Monsieur le sénateur, le Gouvernement va déployer un plan d'accompagnement ambitieux et poursuivre une communication forte à destination des collecteurs, c'est normal, des publics concernés, bien sûr, mais aussi des éditeurs, afin de réduire au maximum les impacts négatifs et ainsi permettre à chaque acteur de comprendre cette réforme.

Mme la présidente. La parole est à M. Claude Nougein.

M. Claude Nougein. Je vous remercie de votre réponse, madame la ministre. Je ne doute pas de la volonté du Gouvernement de simplifier les relations entre l'administration et les entreprises. Toutefois, après une première simplification, mais assortie d'un changement de logiciel pour les fiches de paie, en janvier 2018, il y en aura une nouvelle en octobre 2018, due à la modification des charges sociales, et une troisième en janvier 2019 avec la retenue à la source de l'impôt sur le revenu. Vous avouerez que, pour simplifier les choses, modifier trois fois les fiches de paye en treize mois, ce n'est pas idéal…

Je souhaiterais aussi, madame la ministre, que le Gouvernement soutienne l'amendement sénatorial concernant le droit à l'erreur. Le droit à l'erreur pour les petites entreprises est une proposition du Sénat qui a été votée ici même. Il conviendrait, alors qu'il n'était pas prévu dans le texte, que ce droit à l'erreur soit retenu au moins pour les petites entreprises.
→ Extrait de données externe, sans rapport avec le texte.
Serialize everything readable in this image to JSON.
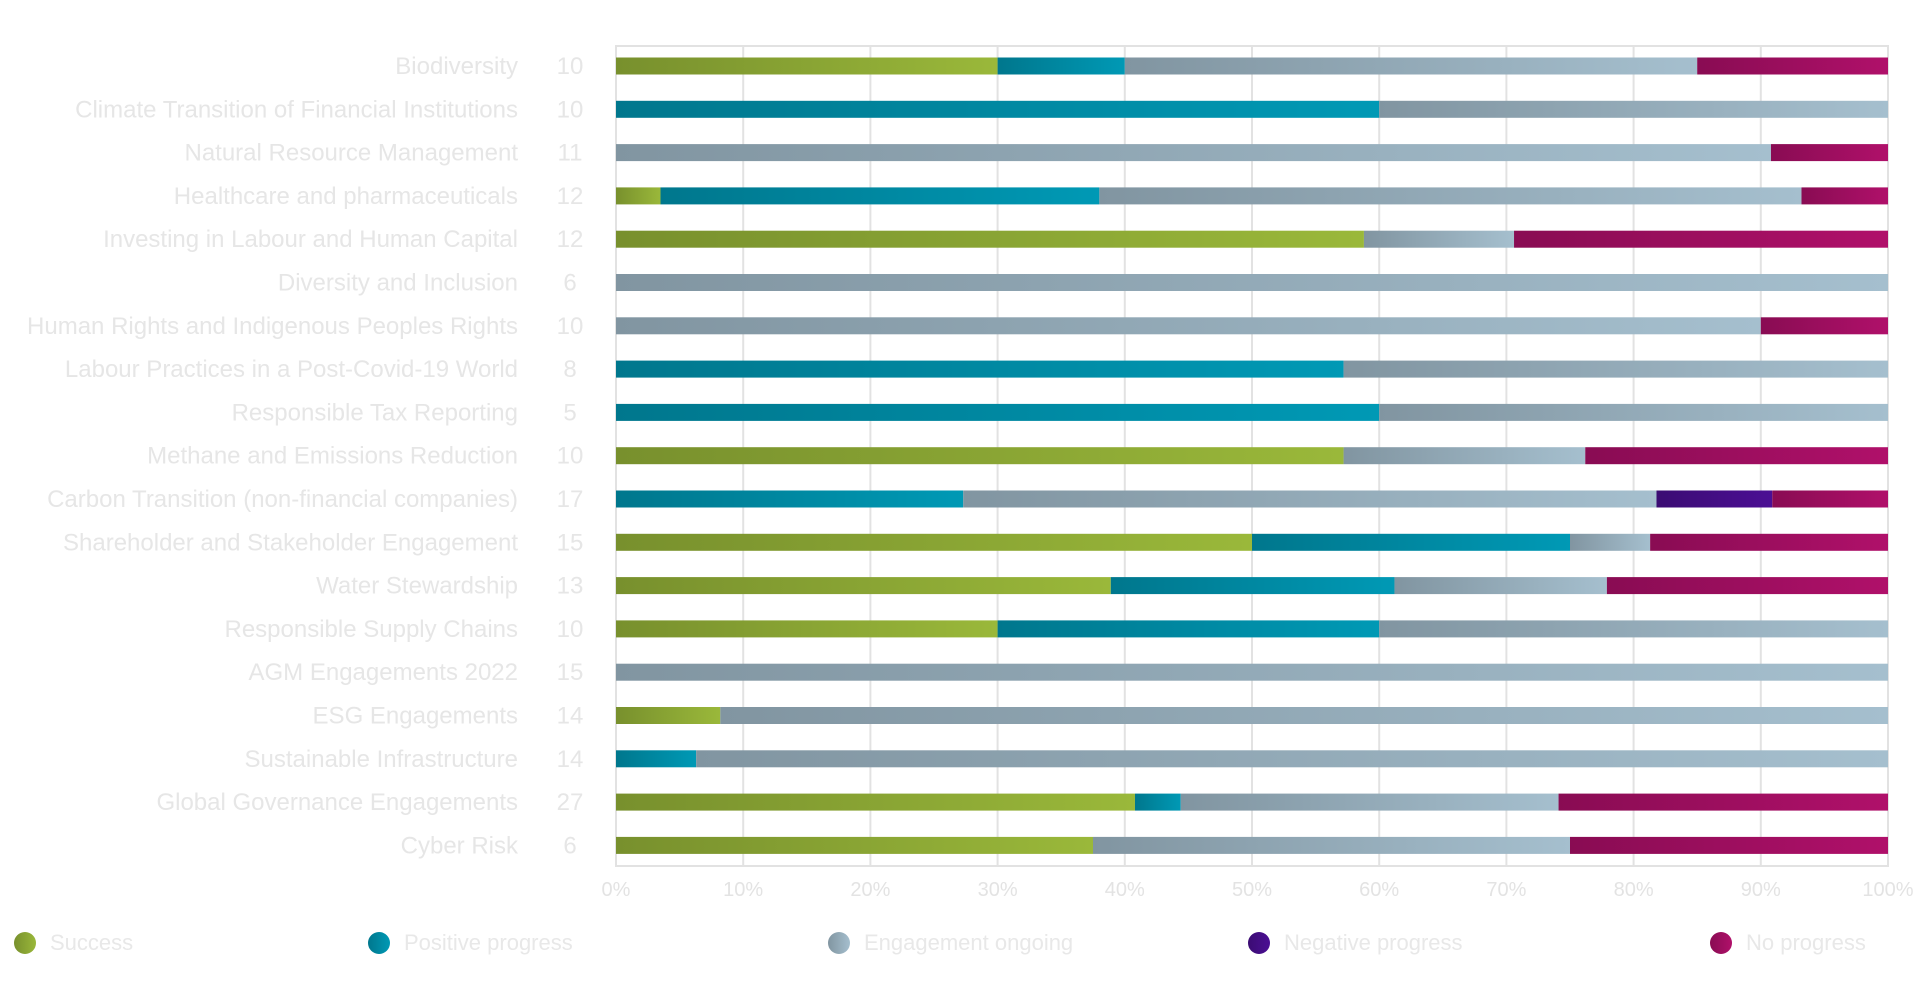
{
  "chart_data": {
    "type": "bar",
    "orientation": "horizontal",
    "stacked": true,
    "percent": true,
    "categories": [
      "Biodiversity",
      "Climate Transition of Financial Institutions",
      "Natural Resource Management",
      "Healthcare and pharmaceuticals",
      "Investing in Labour and Human Capital",
      "Diversity and Inclusion",
      "Human Rights and Indigenous Peoples Rights",
      "Labour Practices in a Post-Covid-19 World",
      "Responsible Tax Reporting",
      "Methane and Emissions Reduction",
      "Carbon Transition (non-financial companies)",
      "Shareholder and Stakeholder Engagement",
      "Water Stewardship",
      "Responsible Supply Chains",
      "AGM Engagements 2022",
      "ESG Engagements",
      "Sustainable Infrastructure",
      "Global Governance Engagements",
      "Cyber Risk"
    ],
    "counts": [
      "10",
      "10",
      "11",
      "12",
      "12",
      "6",
      "10",
      "8",
      "5",
      "10",
      "17",
      "15",
      "13",
      "10",
      "15",
      "14",
      "14",
      "27",
      "6"
    ],
    "series": [
      {
        "name": "Success",
        "color": "#9ab83a",
        "values": [
          30,
          0,
          0,
          3.5,
          58.8,
          0,
          0,
          0,
          0,
          57.2,
          0,
          50,
          38.9,
          30,
          0,
          8.2,
          0,
          40.8,
          37.5
        ]
      },
      {
        "name": "Positive progress",
        "color": "#0099b5",
        "values": [
          10,
          60,
          0,
          34.5,
          0,
          0,
          0,
          57.2,
          60,
          0,
          27.3,
          25,
          22.3,
          30,
          0,
          0,
          6.3,
          3.6,
          0
        ]
      },
      {
        "name": "Engagement ongoing",
        "color": "#a5bfce",
        "values": [
          45,
          40,
          90.8,
          55.2,
          11.8,
          100,
          90,
          42.8,
          40,
          19,
          54.5,
          6.3,
          16.7,
          40,
          100,
          91.8,
          93.7,
          29.7,
          37.5
        ]
      },
      {
        "name": "Negative progress",
        "color": "#4b0f94",
        "values": [
          0,
          0,
          0,
          0,
          0,
          0,
          0,
          0,
          0,
          0,
          9.1,
          0,
          0,
          0,
          0,
          0,
          0,
          0,
          0
        ]
      },
      {
        "name": "No progress",
        "color": "#b0106a",
        "values": [
          15,
          0,
          9.2,
          6.8,
          29.4,
          0,
          10,
          0,
          0,
          23.8,
          9.1,
          18.7,
          22.1,
          0,
          0,
          0,
          0,
          25.9,
          25
        ]
      }
    ],
    "xlim": [
      0,
      100
    ],
    "x_ticks": [
      "0%",
      "10%",
      "20%",
      "30%",
      "40%",
      "50%",
      "60%",
      "70%",
      "80%",
      "90%",
      "100%"
    ],
    "grid": true,
    "legend_position": "bottom"
  }
}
En cas de litige, le contentieux doit-il être porté devant les tribunaux civils ou soumis au conseil des prud'hommes ? Vous avez évoqué cette question, mais pour nous ce n'est pas très clair. Qui aurait commis l'erreur ? Est-ce l'administration ou l'employeur ? Il va falloir le déterminer avant toute saisine du tribunal compétent.

Certes, les entreprises ont collecté la TVA, qui était un impôt simple. Mais elles n'ont pas pour rôle de collecter tous les impôts ; c'est le rôle de l'État. Cette collecte, avez-vous dit, allégera la tâche. Certes, la tâche de l'État et de l'administration sera allégée, mais celle de nos entreprises et de nombre de particuliers employeurs sera alourdie.